The collaboration goes beyond theoretical research, focusing on active engineering. The goal is to implement quantum-resistant cryptography across the XRPL. This has to be done before quantum computers become powerful enough to break current encryption standards.
Currently, the cryptography behind major blockchain networks, including Bitcoin, Ethereum, Solana, and XRP, is vulnerable to future quantum attacks.
There are still debates regarding the specific timeline for the "Q Day" (the point at which quantum computers break standard encryption). However, the U.S. government has mandated a 2035 deadline for federal systems to migrate to post-quantum security. Tech behemoth Google is targeting 2029.
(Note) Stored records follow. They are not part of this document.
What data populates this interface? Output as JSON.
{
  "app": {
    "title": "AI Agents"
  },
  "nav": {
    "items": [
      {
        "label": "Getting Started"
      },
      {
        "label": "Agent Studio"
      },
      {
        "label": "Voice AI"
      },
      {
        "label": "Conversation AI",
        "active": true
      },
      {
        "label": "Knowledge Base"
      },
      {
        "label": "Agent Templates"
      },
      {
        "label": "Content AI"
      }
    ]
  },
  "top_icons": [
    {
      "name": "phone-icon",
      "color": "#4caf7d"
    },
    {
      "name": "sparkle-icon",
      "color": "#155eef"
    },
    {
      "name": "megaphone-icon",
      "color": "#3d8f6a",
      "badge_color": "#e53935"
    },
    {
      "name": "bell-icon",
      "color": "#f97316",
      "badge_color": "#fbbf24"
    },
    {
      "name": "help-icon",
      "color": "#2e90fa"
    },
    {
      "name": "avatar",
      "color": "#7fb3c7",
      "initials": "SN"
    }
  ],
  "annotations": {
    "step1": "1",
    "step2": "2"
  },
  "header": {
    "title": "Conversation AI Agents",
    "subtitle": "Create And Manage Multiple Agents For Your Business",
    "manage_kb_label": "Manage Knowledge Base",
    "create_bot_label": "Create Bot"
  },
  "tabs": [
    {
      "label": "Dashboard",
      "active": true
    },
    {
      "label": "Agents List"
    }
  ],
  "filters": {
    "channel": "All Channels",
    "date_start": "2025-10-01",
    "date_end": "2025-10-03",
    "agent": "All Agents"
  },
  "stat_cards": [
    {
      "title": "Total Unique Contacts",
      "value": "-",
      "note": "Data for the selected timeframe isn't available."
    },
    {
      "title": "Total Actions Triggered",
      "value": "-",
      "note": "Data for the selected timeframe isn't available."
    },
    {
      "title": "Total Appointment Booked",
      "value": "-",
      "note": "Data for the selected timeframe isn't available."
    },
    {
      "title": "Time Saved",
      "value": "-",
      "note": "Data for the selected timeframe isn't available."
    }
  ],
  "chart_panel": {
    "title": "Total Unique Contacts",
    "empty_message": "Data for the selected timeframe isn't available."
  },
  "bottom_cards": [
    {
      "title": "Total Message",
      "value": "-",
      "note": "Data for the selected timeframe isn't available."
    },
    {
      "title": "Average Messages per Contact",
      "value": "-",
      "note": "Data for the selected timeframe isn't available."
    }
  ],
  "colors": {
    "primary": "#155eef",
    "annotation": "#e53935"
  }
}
Project Eleven will first conduct an audit of the network’s validator, custody, networking, and wallet layers.
After this, the firm plans to deploy a prototype for a quantum-secure custody wallet and implement "hybrid signatures," which layer quantum-resistant cryptography directly over the network's existing security standards.
Migration process
The XRP Ledger Foundation noted that the network's native architecture makes the migration process less cumbersome. The XRPL uses an account-based system with built-in key rotation, so network participants, including businesses and individual users, will be able to upgrade to quantum-resistant signatures without having to change their public "r-addresses."
Alex Pruden, CEO of Project Eleven, noted that while every major blockchain faces the same cryptographic exposure, the industry's response has largely remained in the research phase.